Boak admitted it’s difficult to see an environmental impact resulting from eco-friendly efforts yet. However, “you’ve got to start somewhere,” he said. “We have a ton of initiatives going on. And we’re committed to this on many levels. That includes a requirement for all of our dealers to participate in the program. In the dealer contracts, we require each dealer to order and stock sustainable wood models.”

So what new green efforts will we see in the near future? “There are so many things,” said Boak. “In addition to the sustainable wood program, which were trying to add SKUs to on a regular basis, one of the major initiatives is for alternative choices to solid woods.
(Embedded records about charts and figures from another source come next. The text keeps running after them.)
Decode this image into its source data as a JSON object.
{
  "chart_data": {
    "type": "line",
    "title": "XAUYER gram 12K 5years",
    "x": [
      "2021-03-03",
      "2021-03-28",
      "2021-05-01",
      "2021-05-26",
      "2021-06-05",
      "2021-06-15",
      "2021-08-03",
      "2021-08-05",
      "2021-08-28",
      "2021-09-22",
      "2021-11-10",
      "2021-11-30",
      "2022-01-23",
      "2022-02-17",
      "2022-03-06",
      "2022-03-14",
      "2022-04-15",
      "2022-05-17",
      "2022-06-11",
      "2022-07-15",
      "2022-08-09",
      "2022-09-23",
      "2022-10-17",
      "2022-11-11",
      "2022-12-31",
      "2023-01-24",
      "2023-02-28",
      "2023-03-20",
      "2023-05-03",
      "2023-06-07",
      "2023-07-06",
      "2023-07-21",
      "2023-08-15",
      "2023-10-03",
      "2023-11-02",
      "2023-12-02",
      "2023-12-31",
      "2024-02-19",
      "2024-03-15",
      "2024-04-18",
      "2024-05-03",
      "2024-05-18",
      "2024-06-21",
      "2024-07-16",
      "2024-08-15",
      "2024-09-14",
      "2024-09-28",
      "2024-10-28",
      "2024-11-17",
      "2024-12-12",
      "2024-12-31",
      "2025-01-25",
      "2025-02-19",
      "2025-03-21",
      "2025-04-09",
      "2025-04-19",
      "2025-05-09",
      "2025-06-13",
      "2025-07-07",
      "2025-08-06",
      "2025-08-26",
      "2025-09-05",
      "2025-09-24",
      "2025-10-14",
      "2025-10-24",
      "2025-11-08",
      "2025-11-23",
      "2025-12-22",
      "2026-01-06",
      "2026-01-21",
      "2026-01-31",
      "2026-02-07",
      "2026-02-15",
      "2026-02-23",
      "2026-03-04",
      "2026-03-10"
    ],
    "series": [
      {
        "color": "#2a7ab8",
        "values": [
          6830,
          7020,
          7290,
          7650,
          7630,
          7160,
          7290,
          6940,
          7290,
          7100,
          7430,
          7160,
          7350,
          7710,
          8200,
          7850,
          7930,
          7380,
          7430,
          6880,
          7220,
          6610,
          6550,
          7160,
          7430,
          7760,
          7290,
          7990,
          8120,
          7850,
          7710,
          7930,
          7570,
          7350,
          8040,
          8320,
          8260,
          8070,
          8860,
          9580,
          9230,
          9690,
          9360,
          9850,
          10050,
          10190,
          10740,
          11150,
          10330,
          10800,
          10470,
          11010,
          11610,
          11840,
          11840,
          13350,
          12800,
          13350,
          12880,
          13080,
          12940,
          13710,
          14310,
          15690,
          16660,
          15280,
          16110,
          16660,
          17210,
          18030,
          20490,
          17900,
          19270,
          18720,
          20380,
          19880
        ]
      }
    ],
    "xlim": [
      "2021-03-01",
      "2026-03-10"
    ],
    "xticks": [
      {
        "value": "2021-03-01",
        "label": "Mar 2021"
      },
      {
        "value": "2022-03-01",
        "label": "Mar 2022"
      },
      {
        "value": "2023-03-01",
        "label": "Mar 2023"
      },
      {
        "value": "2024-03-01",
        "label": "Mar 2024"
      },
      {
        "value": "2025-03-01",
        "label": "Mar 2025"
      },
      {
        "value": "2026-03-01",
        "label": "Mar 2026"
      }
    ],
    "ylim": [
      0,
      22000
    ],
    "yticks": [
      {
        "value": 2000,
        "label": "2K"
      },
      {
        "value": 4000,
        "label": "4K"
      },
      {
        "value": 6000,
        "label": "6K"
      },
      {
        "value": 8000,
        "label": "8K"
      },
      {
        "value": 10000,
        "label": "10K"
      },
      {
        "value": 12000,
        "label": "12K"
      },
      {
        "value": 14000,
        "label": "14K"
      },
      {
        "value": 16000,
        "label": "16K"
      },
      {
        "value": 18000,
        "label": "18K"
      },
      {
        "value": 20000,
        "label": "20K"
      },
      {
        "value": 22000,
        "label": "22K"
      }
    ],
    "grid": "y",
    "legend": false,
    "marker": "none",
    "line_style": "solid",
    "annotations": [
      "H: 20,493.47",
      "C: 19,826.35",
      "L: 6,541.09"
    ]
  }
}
A pretty significant number of our guitars—about 30 percent—are offered with high-pressure laminates, aluminum tops, or graphite. This takes a considerable amount of pressure off of the more precious wood resource. And the beginner or beginner-intermediate player is not only happy with the price, but the tonality of the high-pressure laminate guitars. [Sales of] those guitars started off slowly, but have caught on and now represent a significant number of guitars in our line. If we only offered solid-wood guitars, there would be a considerably higher impact on wood usage.”

Boak added that musicians can be a great help as they are often environmentally-friendly people. But unfortunately, “That doesn’t always hold true when it comes to them buying guitars though. So we’re trying to educate musicians and put them in a more conscientious position about this topic.”
Sierra Guitars, distributed by Musicorp, is also a part of the eco-friendly movement.

“Sierra is an environmentally conscious guitar brand that supports eco-friendly causes by incorporating recycled paper in its packaging, hangtags, soundhole labels, catalogs and manuals,” said Dan Mahoney, President of Musicorp. “Sierra’s use of all-natural wood bindings and soundhole inlays, along with the use of a thinner finish coat which reduces the amount of spray into the environment, promotes a more natural looking guitar with a more natural resonation and sound.”